Claire Derlot, Head of Programs at Biose Industrie, hosted a panel discussion titled “Identifying and overcoming Manufacturing Challenges for LBPs” together with Romain Daillere of EverImmune, Adam Wilkinson of Microbiotica and Prof Sin-Hyeog Im of Immunobiome. The panelists discussed:
- Strain Safety & stability: How does a company select the right candidate and the potency marker? Biose Industrie brings their expertise to help confirm those elements, and brings additional value regarding phage investigation or strain stability markers.

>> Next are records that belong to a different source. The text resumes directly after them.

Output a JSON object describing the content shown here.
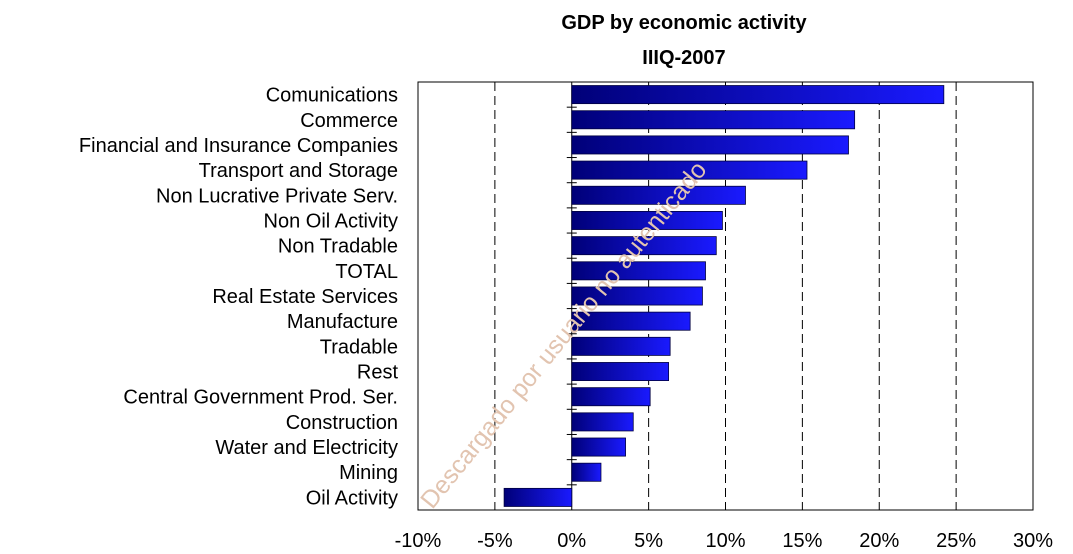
{
  "chart_data": {
    "type": "bar",
    "orientation": "horizontal",
    "title": "GDP by economic activity",
    "subtitle": "IIIQ-2007",
    "categories": [
      "Comunications",
      "Commerce",
      "Financial and Insurance Companies",
      "Transport and Storage",
      "Non Lucrative Private Serv.",
      "Non Oil Activity",
      "Non Tradable",
      "TOTAL",
      "Real Estate Services",
      "Manufacture",
      "Tradable",
      "Rest",
      "Central Government Prod. Ser.",
      "Construction",
      "Water and Electricity",
      "Mining",
      "Oil Activity"
    ],
    "values": [
      24.2,
      18.4,
      18.0,
      15.3,
      11.3,
      9.8,
      9.4,
      8.7,
      8.5,
      7.7,
      6.4,
      6.3,
      5.1,
      4.0,
      3.5,
      1.9,
      -4.4
    ],
    "xlim": [
      -10,
      30
    ],
    "xticks": [
      "-10%",
      "-5%",
      "0%",
      "5%",
      "10%",
      "15%",
      "20%",
      "25%",
      "30%"
    ],
    "grid": "dashed vertical",
    "bar_color": "#0a0acf",
    "bar_color_dark": "#000078"
  },
  "watermark": "Descargado por usuario no autenticado"
}
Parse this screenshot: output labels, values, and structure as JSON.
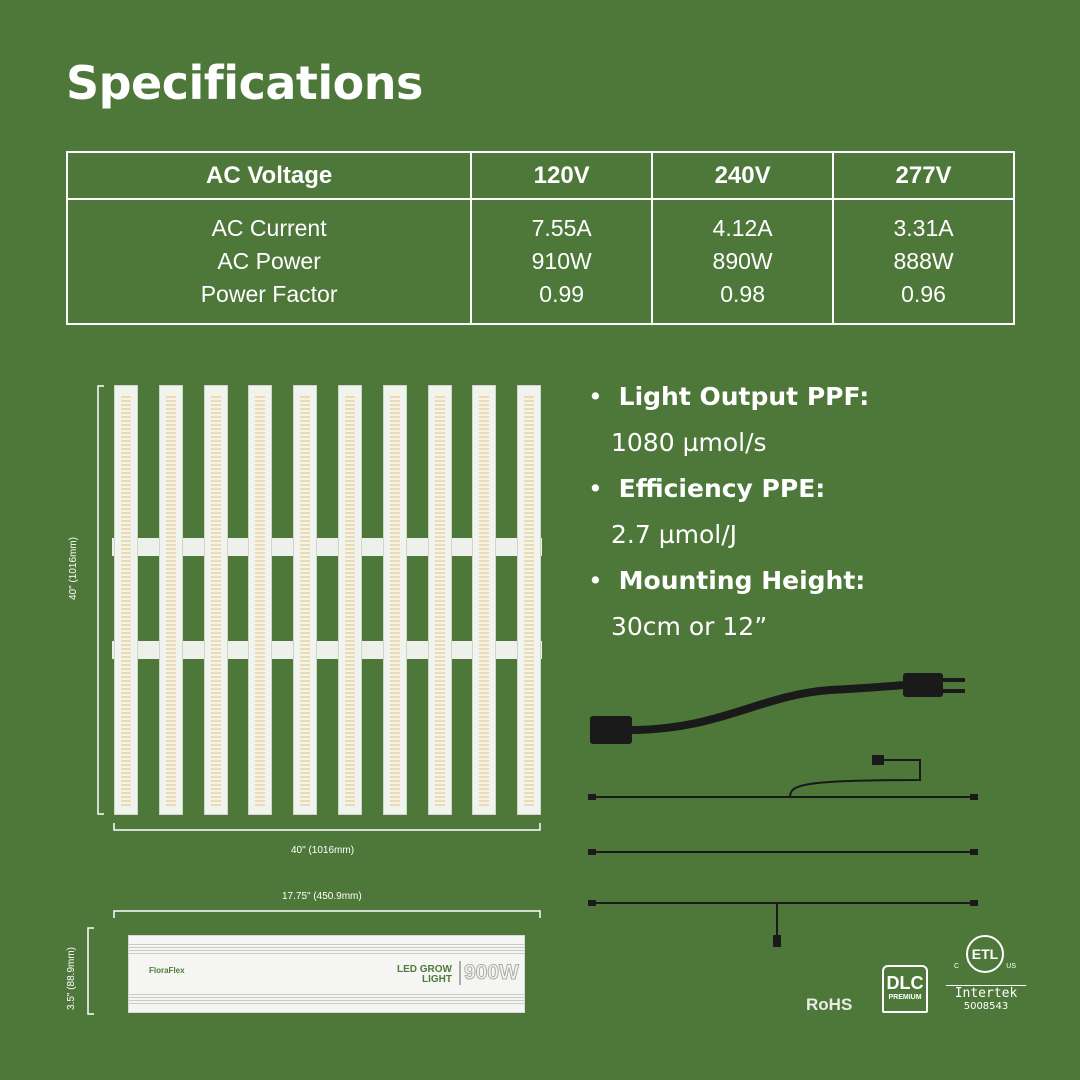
{
  "title": "Specifications",
  "table": {
    "headers": [
      "AC Voltage",
      "120V",
      "240V",
      "277V"
    ],
    "row_labels": [
      "AC Current",
      "AC Power",
      "Power Factor"
    ],
    "columns": [
      [
        "7.55A",
        "910W",
        "0.99"
      ],
      [
        "4.12A",
        "890W",
        "0.98"
      ],
      [
        "3.31A",
        "888W",
        "0.96"
      ]
    ]
  },
  "specs": [
    {
      "label": "Light Output PPF:",
      "value": "1080 µmol/s"
    },
    {
      "label": "Efficiency PPE:",
      "value": "2.7 µmol/J"
    },
    {
      "label": "Mounting Height:",
      "value": "30cm or 12”"
    }
  ],
  "dimensions": {
    "fixture_height": "40\" (1016mm)",
    "fixture_width": "40\" (1016mm)",
    "driver_length": "17.75\" (450.9mm)",
    "driver_height": "3.5\" (88.9mm)"
  },
  "driver": {
    "brand": "FloraFlex",
    "line1": "LED GROW",
    "line2": "LIGHT",
    "wattage": "900W"
  },
  "certifications": {
    "rohs": "RoHS",
    "dlc": "DLC",
    "dlc_sub": "PREMIUM",
    "etl": "ETL",
    "etl_c": "C",
    "etl_us": "US",
    "intertek": "Intertek",
    "intertek_no": "5008543"
  },
  "colors": {
    "background": "#4e773a",
    "text": "#ffffff",
    "brand_green": "#4e7a3a"
  }
}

- CMC process: Panelists shared tips for process development with GMP-suitable Raw Materials / Culture medium selection, as well as the impact of the manufacturing process on potency and the impact of the collection phase / lyophilization stress.
- Drug Product formulation: Participants discussed which target and which Drug Product form.
- Stability: They covered how to define expiry and factors that go into labelling.
- GMP Live Biotherapeutic Product Drug Substance and Drug Product characterization
- IND filings
During the event, Biose Industrie CEO Adrien Nivoliez also co-hosted an interactive round table discussion on “Patenting the Microbiome and its Influence on Investment”, together with Georges Rawadi and Kristin Thompson, Chief Business Officer at eureKARE. These industry experts gave young biotech leaders in the field the opportunity to interact informally and ask questions around investment and IP strategies.